RE: ryobi powered piper cub
Hi Edwin,
I think you are correct that the long shaft is generally preferable as it likely allows for a range of fore/aft adjustment of the prop. The short shaft uses a prop hub and thus the prop location is fixed. Fortunately for the Cub, the prop hub is an ideal length. There may be other advantages to the long shaft that I don't know about.
I did the conversion for my first trimmer motor making the hub, hub nut, velocity stack and even the exhaust stack from solid aluminum but the Ryobi I bought from another flyer and he'd all ready bought the conversion parts. The motor has never been run... but I don't know where he got it from.
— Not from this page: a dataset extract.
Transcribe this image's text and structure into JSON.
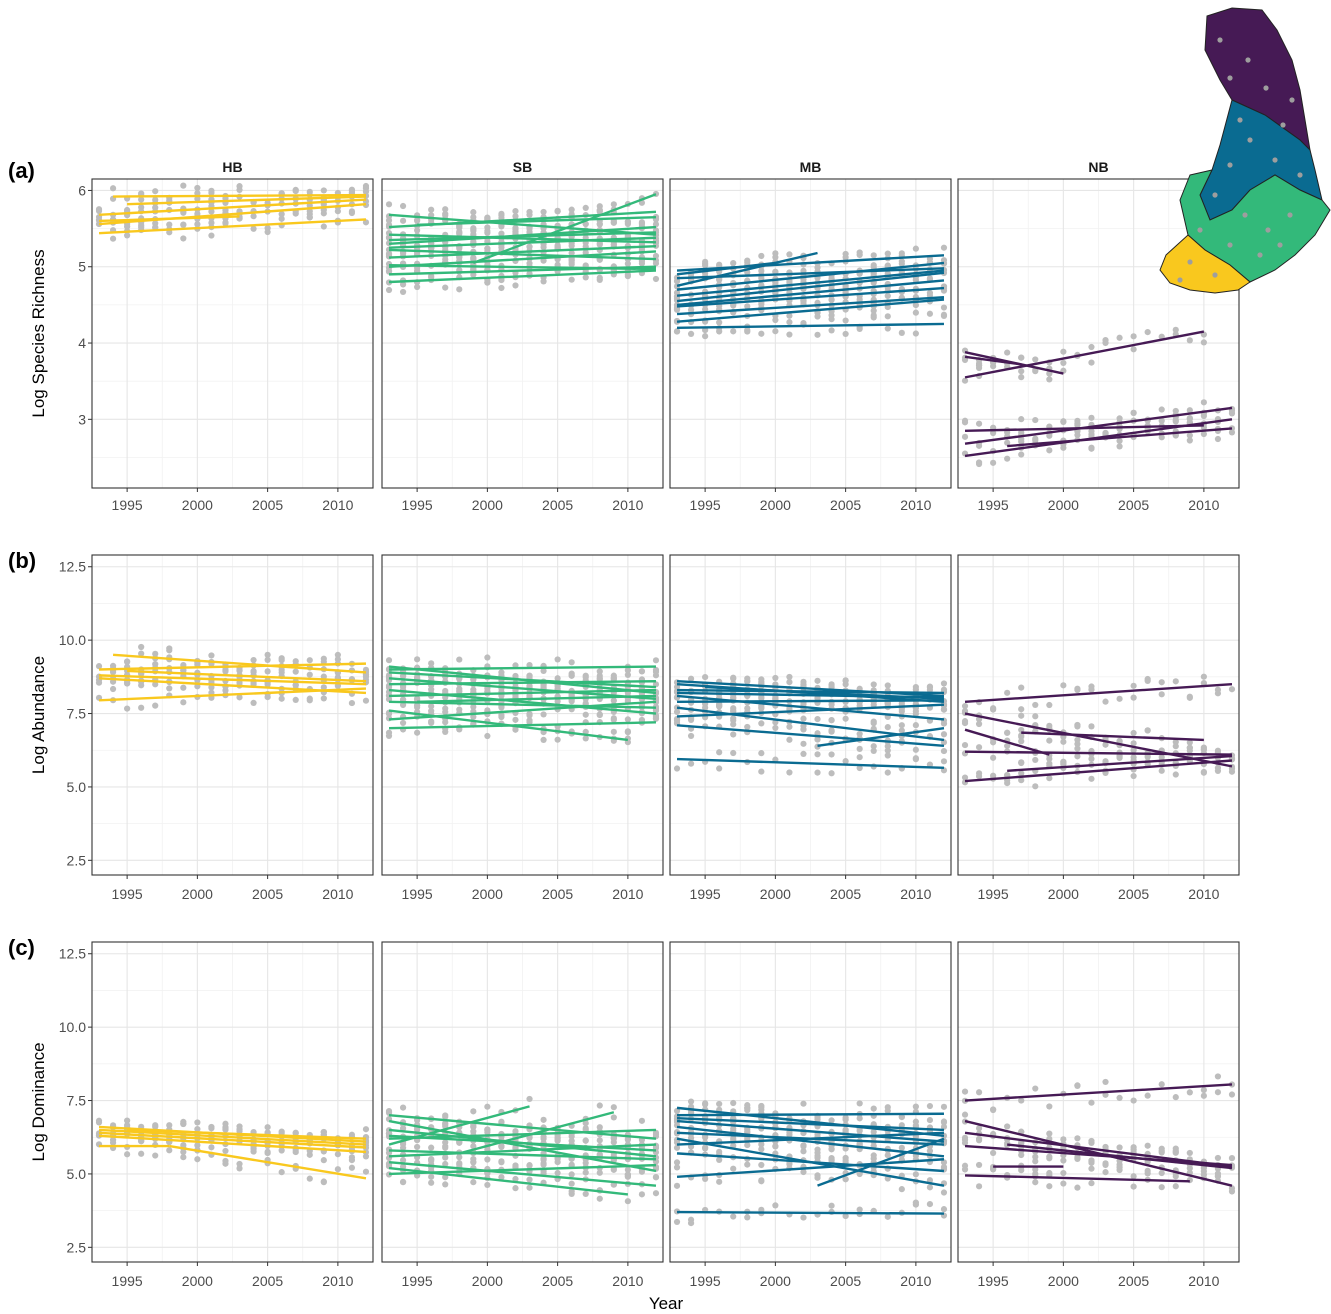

The one other thing that I might note... the mount that I have has mounting flanges that turn out where many of the mounts are made from rectangular tubing and therefore have no outward flanges and bolt through the area aft of the carb. With the set back firewall, the longerons and deck will be 2" forward of the firewall making it impossible to get at all four mounting screws. Studs would need be fixed to such a mount and nuts used aft of the firewall and as I can't yet visualize the interior after the firwall move, I'm not sure that would be fun. I'd think that an outward flanged mount would be a better choice. The flanges will need to be on the sides... as the mount will set fairly close to the upper deck.